I've tried to run "bundle install" again, and it always says:
Installing mongrel (1.1.5) from system
gems
I've tried uninstalling mongrel from the system to try to make bundle to install it on ~/.bundle (as this seems the source of the error, since mongrel is being searched in this path I start mongrel_rails like above), but I just couldn't do it.
gem uninstall mongrel
ERROR: While executing gem ... (Gem::InstallError)
cannot uninstall, check `gem list -d mongrel`
And when I run "gem list | grep mongrel", I get:
mongrel (1.1.5)
Weird.
I just want to be able to run Cucumber and WebRat + Selenium successfully while using gem bundler, but this is driving me nuts.
Could anyone enlighten me ?
Well, I found an workaround, kind of fishy, but works:
cp /Library/Ruby/Gems/1.8/gems/mongrel-1.1.5/ mongrel-1.1.5
Now, if you try to:
mongrel_rails start --chdir='/Users/fullofcaffeine/Projetos/myproject' --port=3001 --environment=test --pid /Users/fullofcaffeine/Projetos/myproject/tmp/pids/mongrel_selenium.pid
It will find mongrel and start the server, you can then run the Cucumber feature that uses Selenium and it will work :)
If someone else finds out or knows anything else about this issue, please share, this might end up being a bug somewhere.
I had a similar problem, but it turned out to be mismatching versions of gems between what was in my /Users/{account}/.gems/ and what was installed in either /Library/Ruby/Gems/ (default install) or in /opt/local/lib/ruby/gems/ (the Mac Ports install). As soon as I deleted the /Users/{account}/.gems/ it all worked.
I encountered this same problem, and spent a while trying to debug it. It appears that there's some kind of interaction between Mongrel, GemPlugin and Bundler.

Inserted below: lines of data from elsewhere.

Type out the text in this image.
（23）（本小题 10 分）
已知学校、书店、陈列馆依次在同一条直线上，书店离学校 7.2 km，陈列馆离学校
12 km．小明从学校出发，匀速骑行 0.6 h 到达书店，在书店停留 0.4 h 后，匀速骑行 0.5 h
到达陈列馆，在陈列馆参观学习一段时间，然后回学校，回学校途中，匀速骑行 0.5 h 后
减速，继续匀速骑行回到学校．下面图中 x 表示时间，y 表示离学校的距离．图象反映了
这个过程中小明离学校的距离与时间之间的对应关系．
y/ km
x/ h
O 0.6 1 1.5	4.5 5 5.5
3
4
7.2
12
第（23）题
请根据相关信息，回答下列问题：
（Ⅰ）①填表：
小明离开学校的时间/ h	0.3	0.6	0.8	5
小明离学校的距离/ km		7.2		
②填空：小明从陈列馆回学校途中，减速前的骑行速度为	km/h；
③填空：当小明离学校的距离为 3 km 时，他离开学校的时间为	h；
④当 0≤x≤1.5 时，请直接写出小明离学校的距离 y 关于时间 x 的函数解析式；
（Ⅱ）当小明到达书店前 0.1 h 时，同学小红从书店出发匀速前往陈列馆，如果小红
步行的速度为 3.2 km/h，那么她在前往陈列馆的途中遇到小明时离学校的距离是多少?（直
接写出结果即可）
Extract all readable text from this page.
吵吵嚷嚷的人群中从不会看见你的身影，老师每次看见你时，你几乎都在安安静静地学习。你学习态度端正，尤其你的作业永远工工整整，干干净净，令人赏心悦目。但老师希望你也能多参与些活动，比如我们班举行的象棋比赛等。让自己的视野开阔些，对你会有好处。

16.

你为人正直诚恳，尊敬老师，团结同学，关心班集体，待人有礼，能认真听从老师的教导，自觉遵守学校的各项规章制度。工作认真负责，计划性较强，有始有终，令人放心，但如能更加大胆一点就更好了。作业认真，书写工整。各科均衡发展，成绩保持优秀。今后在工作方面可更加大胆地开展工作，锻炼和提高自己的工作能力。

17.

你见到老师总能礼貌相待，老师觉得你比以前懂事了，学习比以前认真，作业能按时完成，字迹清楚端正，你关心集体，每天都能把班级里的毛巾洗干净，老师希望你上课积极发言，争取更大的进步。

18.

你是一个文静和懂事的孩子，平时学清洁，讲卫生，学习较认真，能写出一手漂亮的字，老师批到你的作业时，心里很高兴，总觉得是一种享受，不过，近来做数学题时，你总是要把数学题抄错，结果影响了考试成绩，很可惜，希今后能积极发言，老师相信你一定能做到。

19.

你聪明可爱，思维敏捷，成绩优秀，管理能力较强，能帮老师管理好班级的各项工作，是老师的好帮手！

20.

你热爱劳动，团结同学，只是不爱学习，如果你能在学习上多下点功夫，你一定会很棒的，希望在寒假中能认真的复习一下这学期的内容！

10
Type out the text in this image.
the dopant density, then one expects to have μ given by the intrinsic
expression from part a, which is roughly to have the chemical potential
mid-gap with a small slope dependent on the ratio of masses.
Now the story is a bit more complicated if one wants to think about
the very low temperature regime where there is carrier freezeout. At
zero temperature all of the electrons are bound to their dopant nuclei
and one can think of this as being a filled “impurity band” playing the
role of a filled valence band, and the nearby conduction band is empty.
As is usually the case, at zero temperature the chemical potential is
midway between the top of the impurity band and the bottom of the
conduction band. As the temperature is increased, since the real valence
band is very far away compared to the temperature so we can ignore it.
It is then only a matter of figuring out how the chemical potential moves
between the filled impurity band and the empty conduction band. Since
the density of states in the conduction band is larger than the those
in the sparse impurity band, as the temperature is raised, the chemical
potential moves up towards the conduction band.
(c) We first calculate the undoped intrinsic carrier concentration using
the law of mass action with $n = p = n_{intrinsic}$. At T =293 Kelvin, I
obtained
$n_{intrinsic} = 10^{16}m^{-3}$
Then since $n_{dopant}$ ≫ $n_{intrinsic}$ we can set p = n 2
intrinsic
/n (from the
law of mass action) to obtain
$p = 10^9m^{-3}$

Possible solutions include:
Fix GemPlugin to play nicely with Bundler 0.9.
Modify Mongrel to no longer use GemPlugin.
Modify Webrat to support a web server other than Mongrel.
Since both GemPlugin and Mongrel are looking somewhat obsolete and abandoned these days, I decided to add Thin support to Webrat based on this patch.
You can find the new patch on github, or add the following to your Gemfile:
gem 'webrat', :git => 'git://github.com/emk/webrat.git'
...and update your features/support/env.rb file accordingly:
Webrat.configure do |config|
# Add this line.
config.application_framework = :rails_thin
# Your previous configuration here...
end
bundle exec mongrel_rails start ... ?
The point here is to load the rails gems from the bundle as well not from the system gemenv.
We have a similar scenario which was written up here:
How to get mongrel working with bundler?
Try to locate the gems directory which the current gem executable is using and delete any residue from cache or specifications directories, that should work.